Tables/partitions with many aborts: At least one table or partition has not been compacted and have more than hive.metastore.acidmetrics.table.aborted.txns.threshold (default: 1500) aborts.
1. Verify that the "hive.compactor.abortedtxn.threshold" is not set to a value higher than 1000.
2. Find the affected table/partition by running SELECT TC_DATABASE, TC_TABLE, TC_PARTITION, COUNT() FROM SYS.TRANSACTIONS WHERE STATE='aborted' GROUP BY TC_DATABASE, TC_TABLE, TC_PARTITION HAVING COUNT()*n; Where n is the value of hive.metastore.acidmetrics.table.aborted.txns.threshold. The default is 1500.
3. Check the SYS.COMPACTIONS table for compactions on this table or partition in the "did not initiate", "failed", or "ready for cleaning" state.
4. Check the Compactor Virtual Warehouse logs for "compactor.Initiator errors associated with this table or partition.
5. Manually initiate compaction on the table/partition by running ALTER TABLE *table-name* [PARTITION (*partition-column*=*partition-value*] COMPACT 'minor';
Oldest open transaction passed threshold: A transaction has been open for longer than the set threshold. Stuck transactions can block cleaning obsolete files and ACID metadata, which can lead to performance degradation. Check for old open transactions with SHOW TRANSACTIONS. If these are not type=REPL_CREATED, they can be aborted with ABORT TRANSACTIONS *txnid*;
Oldest open replication transaction passed threshold: A replication transaction has been open longer than the set threshold. Stuck transactions can block cleaning of ACID metadata, which can lead to performance degradation. Before you abort a transaction that was created by replication, and which has been open a long time, make sure that the hive.repl.txn.timeout threshold has expired. If it has, there may be an issue with replication. Please contact Cloudera Support.
Excessive ACID metadata: An excessive amount of Hive ACID metadata exists, which can cause serious performance degradation. Failing compactions or metadata cleanup service problems can cause this.
1. Check for failed compactions by running SELECT * FROM SYS.COMPACTIONS WHERE c_state IN ("failed", "did not initiate"); against the SYS.COMPACTIONS view.
2. Search for failed compactions in the HiveServer2 logs, which are indicated with the message "Caught exception while trying to compact"
Excessive ACID metadata: An excessive amount of Hive ACID metadata exists, which can cause serious performance degradation. Failing compactions or metadata cleanup service problems can cause this.
1. Check for failed compactions by running SELECT * FROM SYS.COMPACTIONS WHERE c_state IN ("failed", "did not initiate"); against the SYS.COMPACTIONS view.
2. Search for failed compactions in the HiveServer2 logs, which are indicated with the message "Caught exception while trying to compact"
Activity on table with disabled auto-compaction: A change has been made on a table where automated compaction is disabled.

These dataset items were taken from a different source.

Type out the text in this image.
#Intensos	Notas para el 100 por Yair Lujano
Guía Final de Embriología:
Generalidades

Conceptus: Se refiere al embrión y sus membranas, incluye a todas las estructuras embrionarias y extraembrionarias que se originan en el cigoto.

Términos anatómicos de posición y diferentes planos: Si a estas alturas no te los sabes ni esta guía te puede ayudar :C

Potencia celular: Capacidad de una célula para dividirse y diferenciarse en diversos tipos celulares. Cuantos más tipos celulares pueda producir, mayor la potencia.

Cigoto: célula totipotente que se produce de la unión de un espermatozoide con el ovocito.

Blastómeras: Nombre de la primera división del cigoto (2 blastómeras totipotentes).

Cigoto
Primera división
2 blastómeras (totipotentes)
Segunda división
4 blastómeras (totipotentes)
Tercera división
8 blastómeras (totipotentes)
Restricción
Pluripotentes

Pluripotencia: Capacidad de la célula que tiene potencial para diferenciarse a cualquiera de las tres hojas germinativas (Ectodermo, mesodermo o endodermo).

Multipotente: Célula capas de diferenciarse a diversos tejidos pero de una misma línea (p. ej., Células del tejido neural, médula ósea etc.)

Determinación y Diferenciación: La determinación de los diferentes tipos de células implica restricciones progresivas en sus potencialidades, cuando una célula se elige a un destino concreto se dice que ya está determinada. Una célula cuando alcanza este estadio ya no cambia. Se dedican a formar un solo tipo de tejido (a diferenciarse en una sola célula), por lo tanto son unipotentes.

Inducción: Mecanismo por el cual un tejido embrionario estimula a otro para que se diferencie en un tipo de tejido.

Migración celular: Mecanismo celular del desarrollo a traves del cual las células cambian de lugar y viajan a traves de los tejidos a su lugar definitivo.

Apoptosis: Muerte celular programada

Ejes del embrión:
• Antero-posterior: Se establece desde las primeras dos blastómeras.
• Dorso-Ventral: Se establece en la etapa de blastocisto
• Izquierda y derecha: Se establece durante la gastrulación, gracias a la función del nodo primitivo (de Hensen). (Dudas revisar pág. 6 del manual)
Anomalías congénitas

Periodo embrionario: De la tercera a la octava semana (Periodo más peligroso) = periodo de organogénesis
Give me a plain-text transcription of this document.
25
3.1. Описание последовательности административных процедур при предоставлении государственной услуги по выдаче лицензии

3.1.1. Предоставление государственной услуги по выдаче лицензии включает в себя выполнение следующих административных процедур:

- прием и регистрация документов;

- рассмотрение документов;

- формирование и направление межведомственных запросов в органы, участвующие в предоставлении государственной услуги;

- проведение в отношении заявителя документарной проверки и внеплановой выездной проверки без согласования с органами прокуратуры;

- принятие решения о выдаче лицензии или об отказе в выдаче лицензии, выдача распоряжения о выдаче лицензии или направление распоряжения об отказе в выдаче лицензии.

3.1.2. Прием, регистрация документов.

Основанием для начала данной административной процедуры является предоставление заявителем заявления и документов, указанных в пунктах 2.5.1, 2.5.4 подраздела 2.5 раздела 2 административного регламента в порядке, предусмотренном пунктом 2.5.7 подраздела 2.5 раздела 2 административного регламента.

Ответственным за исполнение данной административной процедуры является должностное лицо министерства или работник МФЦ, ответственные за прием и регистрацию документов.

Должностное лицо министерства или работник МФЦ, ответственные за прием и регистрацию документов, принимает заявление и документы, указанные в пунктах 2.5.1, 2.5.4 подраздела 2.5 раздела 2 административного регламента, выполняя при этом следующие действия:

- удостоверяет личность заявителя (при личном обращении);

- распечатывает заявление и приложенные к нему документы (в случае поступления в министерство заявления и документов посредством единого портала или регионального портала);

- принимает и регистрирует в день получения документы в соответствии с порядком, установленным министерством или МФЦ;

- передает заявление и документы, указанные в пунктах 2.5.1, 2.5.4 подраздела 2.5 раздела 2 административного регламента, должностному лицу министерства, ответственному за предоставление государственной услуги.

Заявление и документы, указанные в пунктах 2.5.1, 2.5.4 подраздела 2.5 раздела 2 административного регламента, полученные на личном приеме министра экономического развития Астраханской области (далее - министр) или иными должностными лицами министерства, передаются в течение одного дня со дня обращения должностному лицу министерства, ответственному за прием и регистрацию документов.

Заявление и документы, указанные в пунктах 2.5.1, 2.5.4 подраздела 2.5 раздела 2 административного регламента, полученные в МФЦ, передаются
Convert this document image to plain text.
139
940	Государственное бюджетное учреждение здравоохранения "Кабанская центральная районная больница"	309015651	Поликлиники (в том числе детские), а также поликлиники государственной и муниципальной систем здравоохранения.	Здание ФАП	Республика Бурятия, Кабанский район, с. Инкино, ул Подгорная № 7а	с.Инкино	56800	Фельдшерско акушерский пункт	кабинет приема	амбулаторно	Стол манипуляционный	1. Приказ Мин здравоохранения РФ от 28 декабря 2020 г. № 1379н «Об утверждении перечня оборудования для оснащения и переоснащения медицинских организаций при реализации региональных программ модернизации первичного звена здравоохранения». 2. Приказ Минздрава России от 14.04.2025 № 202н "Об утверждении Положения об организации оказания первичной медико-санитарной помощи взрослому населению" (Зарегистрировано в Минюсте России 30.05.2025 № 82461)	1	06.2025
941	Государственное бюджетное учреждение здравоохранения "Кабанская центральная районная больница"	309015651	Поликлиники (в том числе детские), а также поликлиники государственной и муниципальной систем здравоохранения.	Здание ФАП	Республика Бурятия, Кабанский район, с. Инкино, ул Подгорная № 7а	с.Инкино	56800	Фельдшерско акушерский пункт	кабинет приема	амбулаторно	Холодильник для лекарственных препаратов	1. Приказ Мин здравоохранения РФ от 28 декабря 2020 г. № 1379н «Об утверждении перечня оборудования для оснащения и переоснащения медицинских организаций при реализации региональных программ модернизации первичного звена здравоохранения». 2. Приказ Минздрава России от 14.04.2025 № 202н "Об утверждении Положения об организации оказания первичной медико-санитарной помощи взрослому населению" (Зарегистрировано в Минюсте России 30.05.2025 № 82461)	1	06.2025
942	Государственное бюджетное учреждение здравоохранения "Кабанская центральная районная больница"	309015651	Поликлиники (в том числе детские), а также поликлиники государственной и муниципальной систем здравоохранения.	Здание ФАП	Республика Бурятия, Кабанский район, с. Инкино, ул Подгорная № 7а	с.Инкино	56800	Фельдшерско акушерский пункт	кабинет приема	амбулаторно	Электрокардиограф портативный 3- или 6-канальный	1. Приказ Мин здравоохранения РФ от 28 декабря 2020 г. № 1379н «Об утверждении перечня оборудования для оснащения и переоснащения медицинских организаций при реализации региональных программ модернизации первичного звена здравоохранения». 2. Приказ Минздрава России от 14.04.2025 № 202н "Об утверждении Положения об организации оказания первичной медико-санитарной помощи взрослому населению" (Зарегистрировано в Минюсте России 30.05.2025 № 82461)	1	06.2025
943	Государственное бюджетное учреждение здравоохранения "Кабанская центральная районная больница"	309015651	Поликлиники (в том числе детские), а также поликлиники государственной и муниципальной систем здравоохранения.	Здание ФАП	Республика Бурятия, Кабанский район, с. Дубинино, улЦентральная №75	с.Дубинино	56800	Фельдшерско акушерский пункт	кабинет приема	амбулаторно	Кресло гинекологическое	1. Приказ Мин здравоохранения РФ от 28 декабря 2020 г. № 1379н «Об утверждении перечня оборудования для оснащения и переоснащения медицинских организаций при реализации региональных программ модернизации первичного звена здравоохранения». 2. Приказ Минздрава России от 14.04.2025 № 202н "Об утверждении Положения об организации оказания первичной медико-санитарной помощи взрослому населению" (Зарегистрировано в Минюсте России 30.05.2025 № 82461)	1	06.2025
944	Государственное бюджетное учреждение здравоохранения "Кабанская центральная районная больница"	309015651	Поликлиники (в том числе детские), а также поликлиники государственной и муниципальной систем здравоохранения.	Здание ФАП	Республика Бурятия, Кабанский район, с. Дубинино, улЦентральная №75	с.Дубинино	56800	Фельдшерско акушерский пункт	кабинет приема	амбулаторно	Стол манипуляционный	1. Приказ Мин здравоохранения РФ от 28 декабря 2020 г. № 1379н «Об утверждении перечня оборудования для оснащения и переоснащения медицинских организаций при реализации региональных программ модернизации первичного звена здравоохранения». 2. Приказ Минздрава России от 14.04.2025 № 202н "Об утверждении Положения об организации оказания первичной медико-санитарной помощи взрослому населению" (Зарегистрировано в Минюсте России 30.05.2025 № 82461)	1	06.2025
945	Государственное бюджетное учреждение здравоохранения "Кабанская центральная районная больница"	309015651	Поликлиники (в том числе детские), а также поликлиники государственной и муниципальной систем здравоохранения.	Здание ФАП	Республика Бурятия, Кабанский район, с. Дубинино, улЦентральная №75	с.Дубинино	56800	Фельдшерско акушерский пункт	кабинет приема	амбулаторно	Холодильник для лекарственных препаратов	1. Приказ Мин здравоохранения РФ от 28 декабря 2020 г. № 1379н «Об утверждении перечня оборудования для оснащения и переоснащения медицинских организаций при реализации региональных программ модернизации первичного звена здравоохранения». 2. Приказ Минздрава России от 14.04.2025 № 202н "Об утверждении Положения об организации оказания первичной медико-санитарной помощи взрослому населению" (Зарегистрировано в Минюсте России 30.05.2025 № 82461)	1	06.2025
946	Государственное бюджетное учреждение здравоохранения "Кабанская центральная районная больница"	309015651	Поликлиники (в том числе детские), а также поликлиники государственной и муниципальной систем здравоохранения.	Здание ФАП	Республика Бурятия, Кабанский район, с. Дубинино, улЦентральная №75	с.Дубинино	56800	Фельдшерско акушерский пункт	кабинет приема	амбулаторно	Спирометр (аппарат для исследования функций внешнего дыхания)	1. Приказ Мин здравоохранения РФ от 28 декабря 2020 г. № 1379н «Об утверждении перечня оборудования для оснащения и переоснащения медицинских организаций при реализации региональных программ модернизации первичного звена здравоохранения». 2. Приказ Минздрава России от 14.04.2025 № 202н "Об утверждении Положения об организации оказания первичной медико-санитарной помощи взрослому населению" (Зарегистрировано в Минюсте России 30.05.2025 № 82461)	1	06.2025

If this is not intended, re-enable compaction on the table by running ALTER TABLE table_name SET TBLPROPERTIES ("no_auto_compaction" = "false").
Table/partition with large number of active delta directories There are tables with a large number of delta directories, which can cause performance degradation. Check the "Top 100 partitions or unpartitioned tables with the most active deltas" chart in CM to see affected tables and partitions. These tables and partitions should be compacted.
Table/partition with large number of small delta directories There are tables with a large number of small delta directories, which can cause performance degradation. Check the "Top 100 partitions or unpartitioned tables with the most small deltas" chart in CM to see affected tables and partitions. These tables and partitions should be compacted.

This test can be configured using the Tables/Partitions with Large Number of Active Delta Directories Thresholds Hive monitoring settings.

Short Name: Compaction System Health Check

Tables/Partitions with Large Number of Active Delta Directories Thresholds

Description: The health test thresholds for table/partition with large number of active delta directories.
Template Name: hive_compaction_active_delta_thresholds
Default Value: CDH=[[CDH 7.1.8..CDH 7.2.0)=critical:never, warning:200.0, [CDH 7.2.14..CDH 8.0.0)=critical:never, warning:200.0]
Unit(s): TIMES

Tables/Partitions with Large Number of Small Delta Directories Thresholds

Description: The health test thresholds for table/partition with large number of small delta directories
Template Name: hive_compaction_small_delta_thresholds
Default Value: CDH=[[CDH 7.1.8..CDH 7.2.0)=critical:never, warning:200.0, [CDH 7.2.14..CDH 8.0.0)=critical:never, warning:200.0]
Unit(s): TIMES

Hive on Tez HiveServer2 Health

This is a Hive on Tez service-level health test that checks that enough of the HiveServer2s in the cluster are healthy. The test returns "Concerning" health if the number of healthy HiveServer2s falls below a warning threshold, expressed as a percentage of the total number of HiveServer2s. The test returns "Bad" health if the number of healthy and "Concerning" HiveServer2s falls below a critical threshold, expressed as a percentage of the total number of HiveServer2s. For example, if this test is configured with a warning threshold of 95% and a critical threshold of 90% for a cluster of 100 HiveServer2s, this test would return "Good" health if 95 or more HiveServer2s have good health. This test would return "Concerning" health if at least 90 HiveServer2s have either "Good" or "Concerning" health. If more than 10 HiveServer2s have bad health, this test would return "Bad" health. A failure of this health test indicates unhealthy HiveServer2s. Check the status of the individual HiveServer2s for more information. This test can be configured using the Hive on Tez Hive on Tez service-wide monitoring setting.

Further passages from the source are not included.